Ike tries to answer, but his mind jitters off like a lizard when he thinks, and he is left with a handful of tail-thought. He says, Like, isn’t Satan just then building the big old palaces of Hades? Building his own place?

He is, Abe says. But that’s not what he means. Bit, go ahead.

Bit says, We make our own heavens and hells. He’s saying that things look bad but we can transform what they are by applying thought to our situations. When we are in hell, it’s our own fault. It seems like a kind of radical idea for the time Milton was writing because instead of putting faith in a God who predetermines everything, Satan is implying that we can be our own gods in a way. It’s privileging self-creation over being fated creatures who have no say in our destinies.

His heart pounds: he wants to follow his idea farther as it escapes through the grass, but Abe says, Good, good, and makes a motion with his fingers to slow Bit down for the others.

Cole says, face taut with confusion, Wait, but. Like, Satan says this and he’s bad? But we believe it, right? That people can create themselves. So what’s wrong with that?

Go on, Abe says.

For example, the Trippies, Cole says. I mean, we have to believe that they can make themselves better, or else we wouldn’t waste all the Minders’ time on them, right? And the whole idea of Arcadia. That civilization can be better if we just believe. Like the way Handy always says that we’re emanating light, and that light will touch the dark corners of the world and make them light, too. I mean, that George Eliot guy’s quote.

Go ahead, Abe says to Bit, eyes crinkling over his red beard.

Bit says, I have a belief of my own, and it comforts me. . That by desiring what is perfectly good, even when we don’t quite know what it is and can not do what we would, we are part of the divine power against evil — widening the skirts of light and making the struggle with darkness narrower. And Eliot was a girl, he says. Cole flushes, then lobs an acorn at Bit that nails him in the temple, and they laugh, friends again.

Great, Abe says, and Bit feels a burst of pride. Then he finds a handful of humility and covers it over.

Abe says, Both Satan and Eliot are backing up the same sort of idea, that desiring change is a powerful way of making change; that change unfolds from this desire. Harrison, tell us what you think about what Satan says, in the light of our everyday lives.

That we are doing good by trying to do good? says Harrison. That our intention is what matters?

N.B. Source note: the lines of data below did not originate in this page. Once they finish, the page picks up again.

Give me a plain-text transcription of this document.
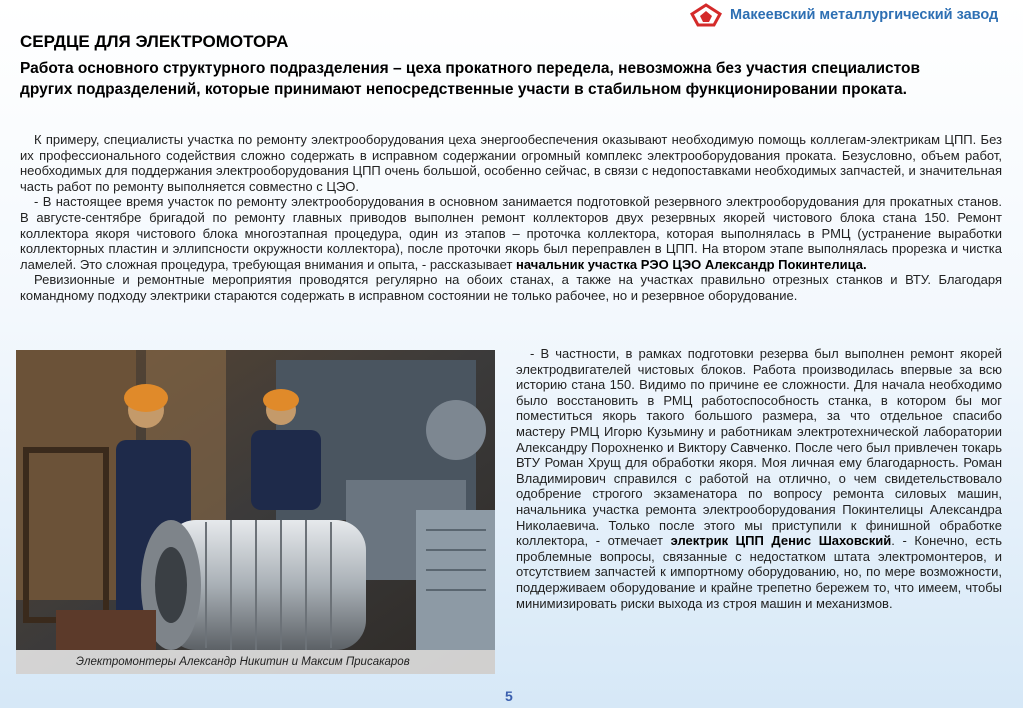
Макеевский металлургический завод
СЕРДЦЕ ДЛЯ ЭЛЕКТРОМОТОРА
Работа основного структурного подразделения – цеха прокатного передела, невозможна без участия специалистов других подразделений, которые принимают непосредственные участи в стабильном функционировании проката.

К примеру, специалисты участка по ремонту электрооборудования цеха энергообеспечения оказывают необходимую помощь коллегам-электрикам ЦПП. Без их профессионального содействия сложно содержать в исправном содержании огромный комплекс электрооборудования проката. Безусловно, объем работ, необходимых для поддержания электрооборудования ЦПП очень большой, особенно сейчас, в связи с недопоставками необходимых запчастей, и значительная часть работ по ремонту выполняется совместно с ЦЭО.

- В настоящее время участок по ремонту электрооборудования в основном занимается подготовкой резервного электрооборудования для прокатных станов. В августе-сентябре бригадой по ремонту главных приводов выполнен ремонт коллекторов двух резервных якорей чистового блока стана 150. Ремонт коллектора якоря чистового блока многоэтапная процедура, один из этапов – проточка коллектора, которая выполнялась в РМЦ (устранение выработки коллекторных пластин и эллипсности окружности коллектора), после проточки якорь был переправлен в ЦПП. На втором этапе выполнялась прорезка и чистка ламелей. Это сложная процедура, требующая внимания и опыта, - рассказывает начальник участка РЭО ЦЭО Александр Покинтелица.

Ревизионные и ремонтные мероприятия проводятся регулярно на обоих станах, а также на участках правильно отрезных станков и ВТУ. Благодаря командному подходу электрики стараются содержать в исправном состоянии не только рабочее, но и резервное оборудование.

Электромонтеры Александр Никитин и Максим Присакаров

- В частности, в рамках подготовки резерва был выполнен ремонт якорей электродвигателей чистовых блоков. Работа производилась впервые за всю историю стана 150. Видимо по причине ее сложности. Для начала необходимо было восстановить в РМЦ работоспособность станка, в котором бы мог поместиться якорь такого большого размера, за что отдельное спасибо мастеру РМЦ Игорю Кузьмину и работникам электротехнической лаборатории Александру Порохненко и Виктору Савченко. После чего был привлечен токарь ВТУ Роман Хрущ для обработки якоря. Моя личная ему благодарность. Роман Владимирович справился с работой на отлично, о чем свидетельствовало одобрение строгого экзаменатора по вопросу ремонта силовых машин, начальника участка ремонта электрооборудования Покинтелицы Александра Николаевича. Только после этого мы приступили к финишной обработке коллектора, - отмечает электрик ЦПП Денис Шаховский. - Конечно, есть проблемные вопросы, связанные с недостатком штата электромонтеров, и отсутствием запчастей к импортному оборудованию, но, по мере возможности, поддерживаем оборудование и крайне трепетно бережем то, что имеем, чтобы минимизировать риски выхода из строя машин и механизмов.

5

Intention matters, says Abe. But if you listen closely to both quotes, it’s not the only thing. In Eliot and in Milton’s Paradise Lost, there’s the idea of struggle, the attempt to act in order to make your heaven come to fruition. So push your thinking. Let’s use Arcadia as a case study. Think about how things are these days. Think about what you most desire to do differently, what doesn’t make sense, how we should act on our good intentions in the way we’re not right now. We’re not in hell, but we’re getting there. And this is from someone who used to head up the Sanitation Crew in the middle of summer before I broke my neck. Believe me, I do know hell.

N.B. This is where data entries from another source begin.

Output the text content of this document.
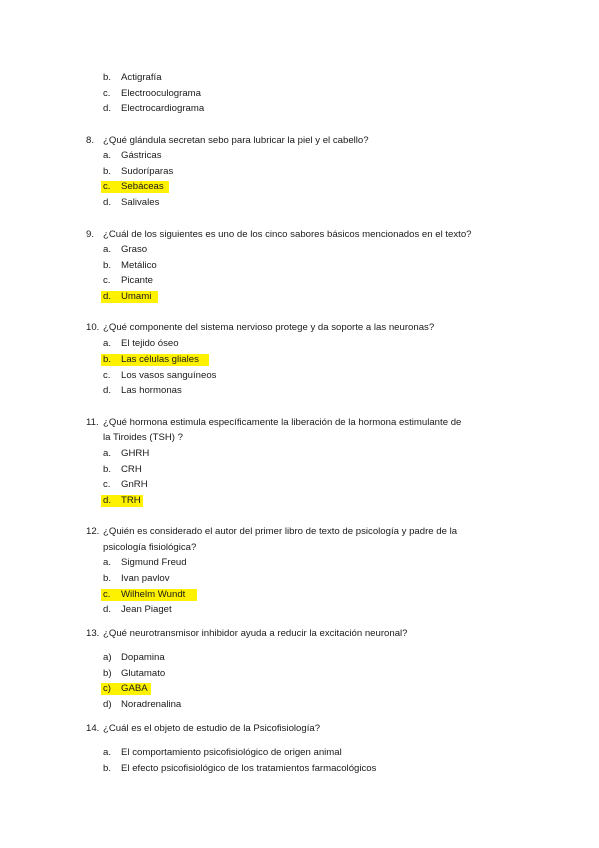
b. Actigrafía
c. Electrooculograma
d. Electrocardiograma
8. ¿Qué glándula secretan sebo para lubricar la piel y el cabello?
a. Gástricas
b. Sudoríparas
c. Sebáceas
d. Salivales
9. ¿Cuál de los siguientes es uno de los cinco sabores básicos mencionados en el texto?
a. Graso
b. Metálico
c. Picante
d. Umami
10. ¿Qué componente del sistema nervioso protege y da soporte a las neuronas?
a. El tejido óseo
b. Las células gliales
c. Los vasos sanguíneos
d. Las hormonas
11. ¿Qué hormona estimula específicamente la liberación de la hormona estimulante de
la Tiroides (TSH) ?
a. GHRH
b. CRH
c. GnRH
d. TRH
12. ¿Quién es considerado el autor del primer libro de texto de psicología y padre de la
psicología fisiológica?
a. Sigmund Freud
b. Ivan pavlov
c. Wilhelm Wundt
d. Jean Piaget
13. ¿Qué neurotransmisor inhibidor ayuda a reducir la excitación neuronal?
a) Dopamina
b) Glutamato
c) GABA
d) Noradrenalina
14. ¿Cuál es el objeto de estudio de la Psicofisiología?
a. El comportamiento psicofisiológico de origen animal
b. El efecto psicofisiológico de los tratamientos farmacológicos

The boys laugh, but there is a new tension between them, and when the laugh dies, they are suddenly shy. The wind picks up among the oak branches and waggles spots of light all over them. Okay, says Harrison, at last. He is the oldest boy in the Ado Unit, used to speaking up. I guess one thing is that we’re all supposed to be equal, and yet Handy is still our leader, making commands and things. It just doesn’t square to me. Why do we need a leader and the Council of Nine? Shouldn’t we all just democratically make up our own rules?